The PIF, led by Prince Mohammed of Saudi Arabia, is the ninth-largest sovereign wealth fund in the world (managing over $430 billion) and has been quietly building up its presence in both gaming and traditional sports. Since 2020 it has purchased $3.3 billion worth of stock in Activision Blizzard, Electronic Arts, and Take-Two Interactive, and last year it acquired Premiere League club Newcastle United for $409 million.
Although ESL and Faceit will be part of one group moving forward, the companies said that they will continue to operate as before but with some tweaks to management structure – Craig Levine and Niccolo Maisto will serve as co-CEOs while Ralf Reichert, co-founder of ESL, will move into a non-operational role as Executive Chairman.
ESL and Faceit have both been involved in bolstering amateur play and helping rising stars find a “path to pro.” The combined company has doubled down on this in a new blog post: “Our focus will be on developing strong coaching and learning programs at the amateur level while simultaneously using our professional esports broadcasts to elevate and tell the stories of up-and-coming teams and players.”

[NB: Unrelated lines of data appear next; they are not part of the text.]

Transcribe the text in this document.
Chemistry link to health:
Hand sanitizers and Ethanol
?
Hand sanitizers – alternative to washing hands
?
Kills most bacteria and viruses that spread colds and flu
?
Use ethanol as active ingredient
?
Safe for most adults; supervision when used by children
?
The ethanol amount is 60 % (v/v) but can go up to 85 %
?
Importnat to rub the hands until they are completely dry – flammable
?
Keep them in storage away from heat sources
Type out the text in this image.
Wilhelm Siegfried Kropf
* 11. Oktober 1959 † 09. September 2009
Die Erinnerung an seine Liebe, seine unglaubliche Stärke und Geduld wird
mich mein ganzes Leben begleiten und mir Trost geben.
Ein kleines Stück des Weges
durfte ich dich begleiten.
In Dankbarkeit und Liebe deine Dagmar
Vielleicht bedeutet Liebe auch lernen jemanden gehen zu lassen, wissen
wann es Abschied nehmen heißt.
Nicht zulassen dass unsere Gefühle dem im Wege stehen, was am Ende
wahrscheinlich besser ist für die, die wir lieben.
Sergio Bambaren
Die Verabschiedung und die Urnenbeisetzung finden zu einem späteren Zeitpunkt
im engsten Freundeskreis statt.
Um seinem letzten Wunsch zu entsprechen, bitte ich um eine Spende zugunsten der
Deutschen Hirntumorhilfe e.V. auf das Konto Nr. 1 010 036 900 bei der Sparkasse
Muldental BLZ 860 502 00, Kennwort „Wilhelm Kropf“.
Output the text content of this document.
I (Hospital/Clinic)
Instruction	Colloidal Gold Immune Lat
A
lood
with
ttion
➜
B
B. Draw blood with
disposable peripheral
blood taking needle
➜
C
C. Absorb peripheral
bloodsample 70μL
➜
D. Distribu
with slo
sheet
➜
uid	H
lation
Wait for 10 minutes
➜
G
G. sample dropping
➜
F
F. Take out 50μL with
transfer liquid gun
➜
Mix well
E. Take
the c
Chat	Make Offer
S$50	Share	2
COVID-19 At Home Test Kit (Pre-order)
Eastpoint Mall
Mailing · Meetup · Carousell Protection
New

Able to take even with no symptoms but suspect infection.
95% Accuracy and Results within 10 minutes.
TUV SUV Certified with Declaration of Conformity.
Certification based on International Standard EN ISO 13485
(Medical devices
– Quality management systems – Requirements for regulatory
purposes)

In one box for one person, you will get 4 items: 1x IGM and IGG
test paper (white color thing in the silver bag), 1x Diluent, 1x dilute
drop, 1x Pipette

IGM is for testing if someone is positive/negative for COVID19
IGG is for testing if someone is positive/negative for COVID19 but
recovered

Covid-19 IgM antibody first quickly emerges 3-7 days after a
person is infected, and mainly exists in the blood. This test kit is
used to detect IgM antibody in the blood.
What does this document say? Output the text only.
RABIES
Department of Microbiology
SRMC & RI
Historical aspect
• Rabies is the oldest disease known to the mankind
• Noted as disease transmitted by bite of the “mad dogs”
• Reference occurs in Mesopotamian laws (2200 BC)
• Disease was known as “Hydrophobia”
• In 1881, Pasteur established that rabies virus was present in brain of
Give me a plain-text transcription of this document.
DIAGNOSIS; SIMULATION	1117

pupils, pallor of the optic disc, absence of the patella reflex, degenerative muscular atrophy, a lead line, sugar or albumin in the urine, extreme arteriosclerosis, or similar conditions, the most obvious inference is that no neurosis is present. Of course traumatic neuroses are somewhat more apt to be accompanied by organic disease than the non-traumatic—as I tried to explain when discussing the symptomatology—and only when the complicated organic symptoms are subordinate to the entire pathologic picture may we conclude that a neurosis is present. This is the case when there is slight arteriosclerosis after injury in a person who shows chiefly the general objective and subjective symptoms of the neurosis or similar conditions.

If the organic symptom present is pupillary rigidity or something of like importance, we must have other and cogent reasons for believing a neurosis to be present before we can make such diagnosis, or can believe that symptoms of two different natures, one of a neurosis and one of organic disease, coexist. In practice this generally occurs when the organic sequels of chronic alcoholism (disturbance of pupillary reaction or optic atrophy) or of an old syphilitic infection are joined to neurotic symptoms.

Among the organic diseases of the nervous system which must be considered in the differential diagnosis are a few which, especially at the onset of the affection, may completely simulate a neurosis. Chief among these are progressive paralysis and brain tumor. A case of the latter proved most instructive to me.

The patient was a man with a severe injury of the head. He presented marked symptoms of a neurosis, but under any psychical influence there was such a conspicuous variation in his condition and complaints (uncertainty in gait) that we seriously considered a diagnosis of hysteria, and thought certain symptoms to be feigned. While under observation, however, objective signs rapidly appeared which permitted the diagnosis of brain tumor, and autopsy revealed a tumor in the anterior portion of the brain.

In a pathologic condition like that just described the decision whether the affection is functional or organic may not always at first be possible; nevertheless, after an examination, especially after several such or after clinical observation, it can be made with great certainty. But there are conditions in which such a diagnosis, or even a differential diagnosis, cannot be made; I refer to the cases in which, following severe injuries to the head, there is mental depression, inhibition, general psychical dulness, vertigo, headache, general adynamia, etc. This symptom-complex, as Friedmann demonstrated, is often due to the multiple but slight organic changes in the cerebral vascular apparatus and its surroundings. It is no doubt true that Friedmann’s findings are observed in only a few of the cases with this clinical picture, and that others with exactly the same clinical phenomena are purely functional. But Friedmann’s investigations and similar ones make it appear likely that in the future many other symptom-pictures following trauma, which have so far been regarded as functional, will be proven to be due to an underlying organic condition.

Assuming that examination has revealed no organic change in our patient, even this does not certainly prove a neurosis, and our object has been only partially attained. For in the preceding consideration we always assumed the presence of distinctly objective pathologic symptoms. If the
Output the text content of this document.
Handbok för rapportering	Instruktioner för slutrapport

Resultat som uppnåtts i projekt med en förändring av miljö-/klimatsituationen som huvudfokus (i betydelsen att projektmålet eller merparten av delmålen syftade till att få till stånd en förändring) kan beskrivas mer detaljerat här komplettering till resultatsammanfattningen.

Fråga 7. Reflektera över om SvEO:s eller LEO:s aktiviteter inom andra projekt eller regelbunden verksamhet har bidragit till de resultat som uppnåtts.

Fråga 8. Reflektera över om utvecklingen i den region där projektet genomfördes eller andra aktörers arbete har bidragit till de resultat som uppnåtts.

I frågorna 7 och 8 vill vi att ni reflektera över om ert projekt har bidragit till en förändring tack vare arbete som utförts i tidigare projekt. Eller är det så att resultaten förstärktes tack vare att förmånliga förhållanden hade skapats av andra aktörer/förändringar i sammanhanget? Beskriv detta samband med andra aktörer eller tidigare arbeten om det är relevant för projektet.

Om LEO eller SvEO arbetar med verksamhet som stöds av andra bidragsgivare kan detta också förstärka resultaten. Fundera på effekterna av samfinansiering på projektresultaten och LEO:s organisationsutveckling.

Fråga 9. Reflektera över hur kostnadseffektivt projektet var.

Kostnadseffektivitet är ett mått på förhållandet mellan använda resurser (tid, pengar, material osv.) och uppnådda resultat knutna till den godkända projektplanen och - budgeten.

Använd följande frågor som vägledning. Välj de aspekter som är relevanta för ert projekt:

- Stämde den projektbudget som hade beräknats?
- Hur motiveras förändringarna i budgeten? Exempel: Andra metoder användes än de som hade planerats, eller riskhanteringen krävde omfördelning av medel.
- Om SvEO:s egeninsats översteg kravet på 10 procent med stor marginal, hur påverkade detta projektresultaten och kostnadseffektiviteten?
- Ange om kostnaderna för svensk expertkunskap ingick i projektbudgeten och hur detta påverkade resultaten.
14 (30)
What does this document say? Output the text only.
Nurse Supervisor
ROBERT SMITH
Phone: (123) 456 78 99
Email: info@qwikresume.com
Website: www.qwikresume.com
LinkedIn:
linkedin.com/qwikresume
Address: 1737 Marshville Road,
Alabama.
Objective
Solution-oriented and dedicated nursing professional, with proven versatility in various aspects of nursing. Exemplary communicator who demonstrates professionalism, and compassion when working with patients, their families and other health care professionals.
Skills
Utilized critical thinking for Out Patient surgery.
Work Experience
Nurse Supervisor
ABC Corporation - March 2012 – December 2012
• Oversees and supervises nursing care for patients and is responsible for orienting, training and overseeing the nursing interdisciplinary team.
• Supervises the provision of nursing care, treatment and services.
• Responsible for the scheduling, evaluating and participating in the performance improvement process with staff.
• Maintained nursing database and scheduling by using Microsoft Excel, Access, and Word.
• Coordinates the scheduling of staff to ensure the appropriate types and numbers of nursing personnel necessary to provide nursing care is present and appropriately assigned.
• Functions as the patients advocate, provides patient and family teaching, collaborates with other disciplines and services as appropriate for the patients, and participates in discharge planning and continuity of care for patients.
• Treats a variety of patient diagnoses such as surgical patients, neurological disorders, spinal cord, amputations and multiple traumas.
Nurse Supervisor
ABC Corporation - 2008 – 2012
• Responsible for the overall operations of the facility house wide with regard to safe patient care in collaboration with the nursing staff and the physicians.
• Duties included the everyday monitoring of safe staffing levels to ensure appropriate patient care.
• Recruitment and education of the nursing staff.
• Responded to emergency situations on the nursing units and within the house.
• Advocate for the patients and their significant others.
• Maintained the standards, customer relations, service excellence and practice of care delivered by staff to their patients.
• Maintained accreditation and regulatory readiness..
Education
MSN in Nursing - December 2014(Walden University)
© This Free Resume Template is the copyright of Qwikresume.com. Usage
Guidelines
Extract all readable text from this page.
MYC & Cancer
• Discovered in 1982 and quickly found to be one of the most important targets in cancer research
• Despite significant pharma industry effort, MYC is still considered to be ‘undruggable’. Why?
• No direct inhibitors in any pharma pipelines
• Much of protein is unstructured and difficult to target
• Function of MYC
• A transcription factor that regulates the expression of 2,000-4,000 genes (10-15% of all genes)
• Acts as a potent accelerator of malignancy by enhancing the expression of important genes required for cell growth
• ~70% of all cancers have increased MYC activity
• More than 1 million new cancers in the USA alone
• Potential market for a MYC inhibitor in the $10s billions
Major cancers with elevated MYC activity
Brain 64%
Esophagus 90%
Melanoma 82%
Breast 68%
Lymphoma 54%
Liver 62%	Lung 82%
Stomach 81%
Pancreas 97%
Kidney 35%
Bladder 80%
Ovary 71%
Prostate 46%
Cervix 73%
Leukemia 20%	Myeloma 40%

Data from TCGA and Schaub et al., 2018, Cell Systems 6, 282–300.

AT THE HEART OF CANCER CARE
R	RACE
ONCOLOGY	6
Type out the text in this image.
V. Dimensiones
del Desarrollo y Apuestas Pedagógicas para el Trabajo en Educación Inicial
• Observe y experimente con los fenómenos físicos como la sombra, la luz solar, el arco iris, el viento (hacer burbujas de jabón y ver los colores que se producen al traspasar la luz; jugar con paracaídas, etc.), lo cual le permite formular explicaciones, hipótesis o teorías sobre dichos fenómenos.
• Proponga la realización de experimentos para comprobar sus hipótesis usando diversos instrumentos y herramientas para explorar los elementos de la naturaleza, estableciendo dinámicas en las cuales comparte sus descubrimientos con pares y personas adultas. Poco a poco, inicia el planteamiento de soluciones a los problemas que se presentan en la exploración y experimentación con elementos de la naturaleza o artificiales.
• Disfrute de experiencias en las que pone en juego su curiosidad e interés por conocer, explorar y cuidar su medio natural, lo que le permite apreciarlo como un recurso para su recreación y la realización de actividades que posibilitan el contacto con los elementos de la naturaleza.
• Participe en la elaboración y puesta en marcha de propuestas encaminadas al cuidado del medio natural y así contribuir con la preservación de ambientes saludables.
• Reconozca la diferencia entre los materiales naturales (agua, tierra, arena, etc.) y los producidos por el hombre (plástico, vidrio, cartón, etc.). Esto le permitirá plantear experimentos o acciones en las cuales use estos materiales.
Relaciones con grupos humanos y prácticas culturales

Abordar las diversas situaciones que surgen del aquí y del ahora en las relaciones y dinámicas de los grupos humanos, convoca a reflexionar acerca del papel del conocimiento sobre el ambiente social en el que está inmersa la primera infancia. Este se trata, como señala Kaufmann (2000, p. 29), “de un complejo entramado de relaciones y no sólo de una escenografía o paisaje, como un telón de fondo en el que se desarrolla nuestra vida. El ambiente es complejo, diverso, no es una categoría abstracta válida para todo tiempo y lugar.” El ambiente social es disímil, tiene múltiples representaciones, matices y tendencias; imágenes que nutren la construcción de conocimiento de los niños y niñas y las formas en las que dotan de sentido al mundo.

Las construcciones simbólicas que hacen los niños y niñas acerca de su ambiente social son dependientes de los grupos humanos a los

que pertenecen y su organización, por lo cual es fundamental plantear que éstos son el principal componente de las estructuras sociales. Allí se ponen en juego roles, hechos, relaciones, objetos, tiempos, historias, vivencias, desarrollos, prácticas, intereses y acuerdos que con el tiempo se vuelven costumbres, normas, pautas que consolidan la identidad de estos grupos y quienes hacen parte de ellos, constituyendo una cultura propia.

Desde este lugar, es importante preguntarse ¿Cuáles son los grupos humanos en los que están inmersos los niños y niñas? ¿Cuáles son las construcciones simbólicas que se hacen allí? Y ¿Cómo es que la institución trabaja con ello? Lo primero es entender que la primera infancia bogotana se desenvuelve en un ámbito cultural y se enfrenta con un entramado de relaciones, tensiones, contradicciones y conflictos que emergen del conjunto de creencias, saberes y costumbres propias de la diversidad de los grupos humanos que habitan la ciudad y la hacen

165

Esports has grabbed the spotlight in recent years, particularly as the pandemic challenged traditional sports to stay on the field. More and more people are playing games competitively, and the number of colleges and universities offering esports programs is rising. ESL Faceit’s dedication to the amateur scene is smart, as Interpret’s New Media Measure® shows that 23% of esports viewers compete in unofficial tournaments and almost as many have indicated a desire to pursue a career in esports-related field. For esports to grow and mature as an industry, providing a “path to pro” for the next generation of talent will be crucial.